Hal Varian is referring to what is now considered a pseudo-science on its own: data mining. Data mining is not only statistics, even if statistics is the most recognised academic component of it. It also includes data cleaning, machine learning and data visualization.

To put everything together, you need a good dose of programming skills. Therefore, a modern statisticians, a data miner, should be able to perform if not all, most of the following activities

  • Data cleaning. A number of processes that are applied to an initial data set to convert it into a different, but related data set. These processes will fall into a number of categories: recognition, parsing, filtering, and transformation. In other worlds this is the painful-but-fundamental process of cleaning data before any one performs any meaningful analysis on it.

  • Statistics. Without statistics, there would be no data mining, as statistics are the foundation of most technologies on which data mining is built. A degree, if not a master of science or a PhD on applied mathematics would be helpful.

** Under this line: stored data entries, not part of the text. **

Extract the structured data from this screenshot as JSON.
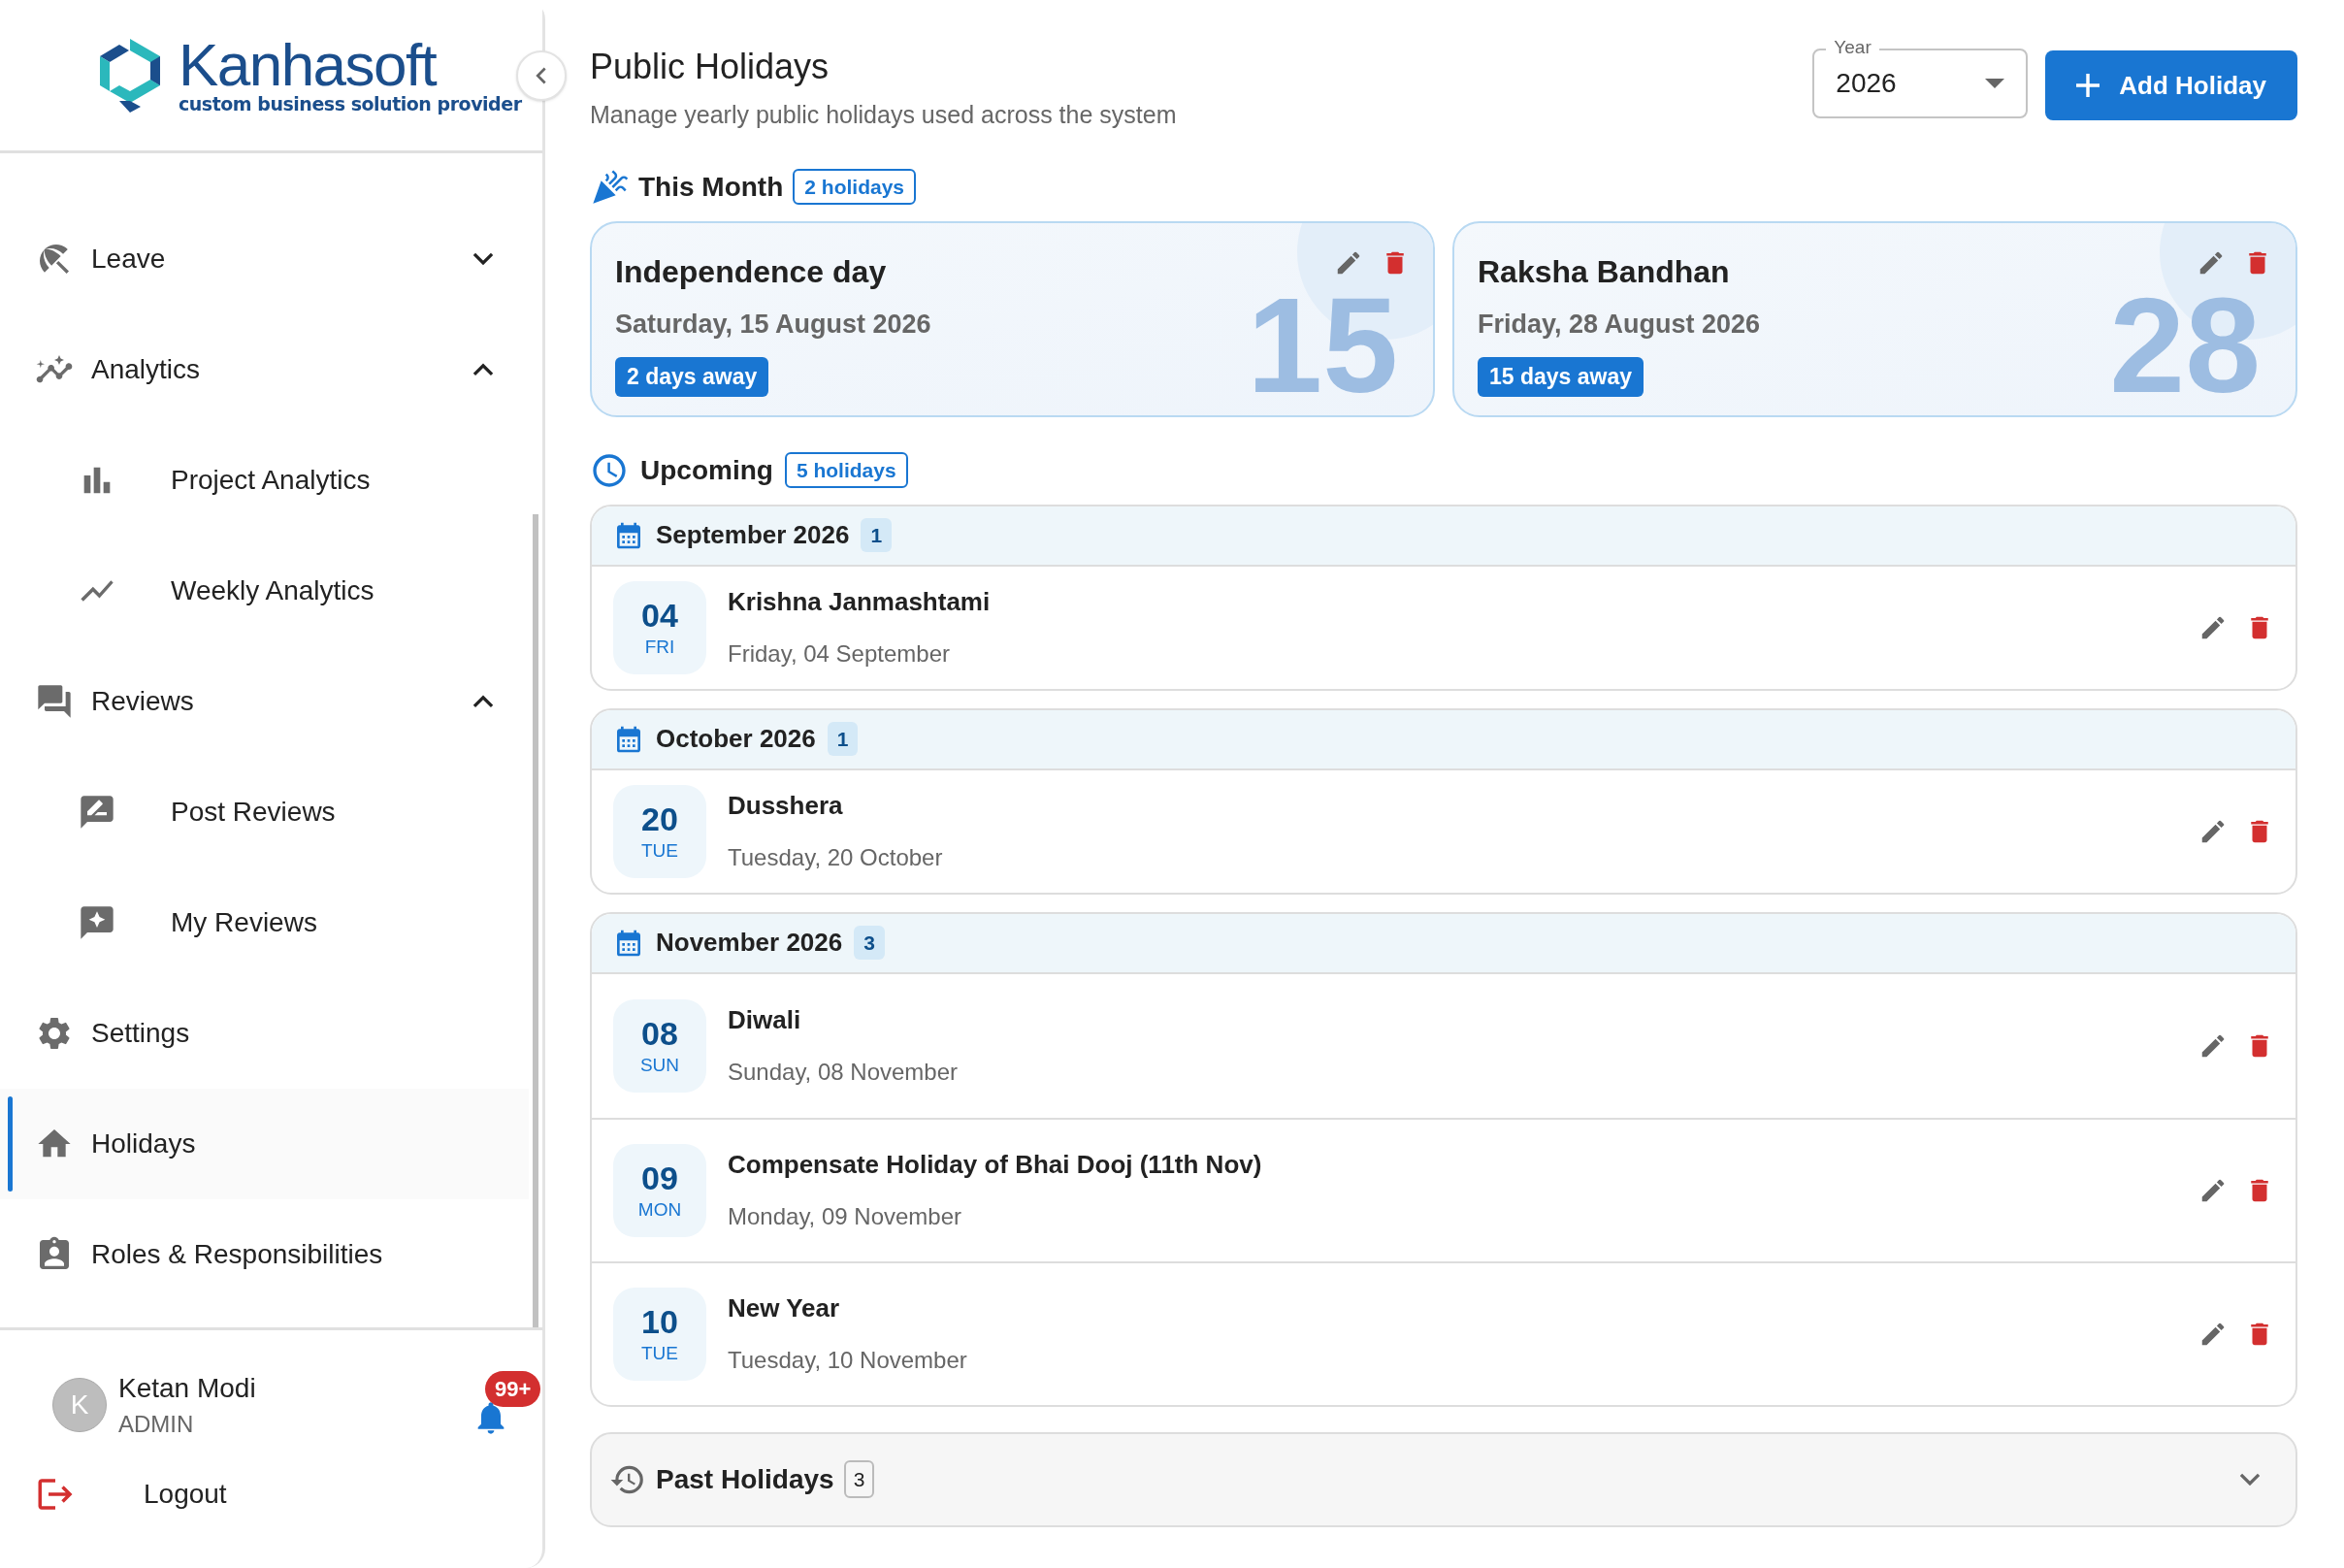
{
  "sidebar": {
    "logo": {
      "name": "Kanhasoft",
      "tagline": "custom business solution provider"
    },
    "items": [
      {
        "label": "Leave",
        "kind": "group",
        "expanded": false,
        "selected": false
      },
      {
        "label": "Analytics",
        "kind": "group",
        "expanded": true,
        "selected": false,
        "children": [
          {
            "label": "Project Analytics",
            "selected": false
          },
          {
            "label": "Weekly Analytics",
            "selected": false
          }
        ]
      },
      {
        "label": "Reviews",
        "kind": "group",
        "expanded": true,
        "selected": false,
        "children": [
          {
            "label": "Post Reviews",
            "selected": false
          },
          {
            "label": "My Reviews",
            "selected": false
          }
        ]
      },
      {
        "label": "Settings",
        "kind": "link",
        "selected": false
      },
      {
        "label": "Holidays",
        "kind": "link",
        "selected": true
      },
      {
        "label": "Roles & Responsibilities",
        "kind": "link",
        "selected": false
      }
    ],
    "user": {
      "initial": "K",
      "name": "Ketan Modi",
      "role": "ADMIN",
      "notifications": "99+"
    },
    "logout": "Logout"
  },
  "header": {
    "title": "Public Holidays",
    "subtitle": "Manage yearly public holidays used across the system",
    "year_select": {
      "label": "Year",
      "value": "2026"
    },
    "add_button": "Add Holiday"
  },
  "this_month": {
    "title": "This Month",
    "count": "2 holidays",
    "cards": [
      {
        "name": "Independence day",
        "date": "Saturday, 15 August 2026",
        "badge": "2 days away",
        "day": "15"
      },
      {
        "name": "Raksha Bandhan",
        "date": "Friday, 28 August 2026",
        "badge": "15 days away",
        "day": "28"
      }
    ]
  },
  "upcoming": {
    "title": "Upcoming",
    "count": "5 holidays",
    "months": [
      {
        "title": "September 2026",
        "count": "1",
        "holidays": [
          {
            "day": "04",
            "weekday": "FRI",
            "name": "Krishna Janmashtami",
            "date": "Friday, 04 September"
          }
        ]
      },
      {
        "title": "October 2026",
        "count": "1",
        "holidays": [
          {
            "day": "20",
            "weekday": "TUE",
            "name": "Dusshera",
            "date": "Tuesday, 20 October"
          }
        ]
      },
      {
        "title": "November 2026",
        "count": "3",
        "holidays": [
          {
            "day": "08",
            "weekday": "SUN",
            "name": "Diwali",
            "date": "Sunday, 08 November"
          },
          {
            "day": "09",
            "weekday": "MON",
            "name": "Compensate Holiday of Bhai Dooj (11th Nov)",
            "date": "Monday, 09 November"
          },
          {
            "day": "10",
            "weekday": "TUE",
            "name": "New Year",
            "date": "Tuesday, 10 November"
          }
        ]
      }
    ]
  },
  "past": {
    "title": "Past Holidays",
    "count": "3",
    "expanded": false
  }
}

  • Machine learning. The discipline to write computer programs which learn the data they study. Here you need knowledge of scientific dynamic languages such as Python and R.

  • Visualisation. At the end we, and most importantly our clients, need to see our precious results. The likelihood is those results are not easy to display on a simple two-dimensional graph. Advanced visualisation software is required in order to handle multidimensional datasets.

These techniques are used together to study data and find previously-hidden trends or patterns within. Data mining is increasing acceptance in science and business areas which need to analyse large amounts of data to discover trends which they could not otherwise find.

We are being swamped with data we mostly cannot use for any business advantage. The ammount of data will double in the next three years. Raw data is useless. Those geeks or sexy statisticians who can model, clean, and visually communicate data are going to have fun.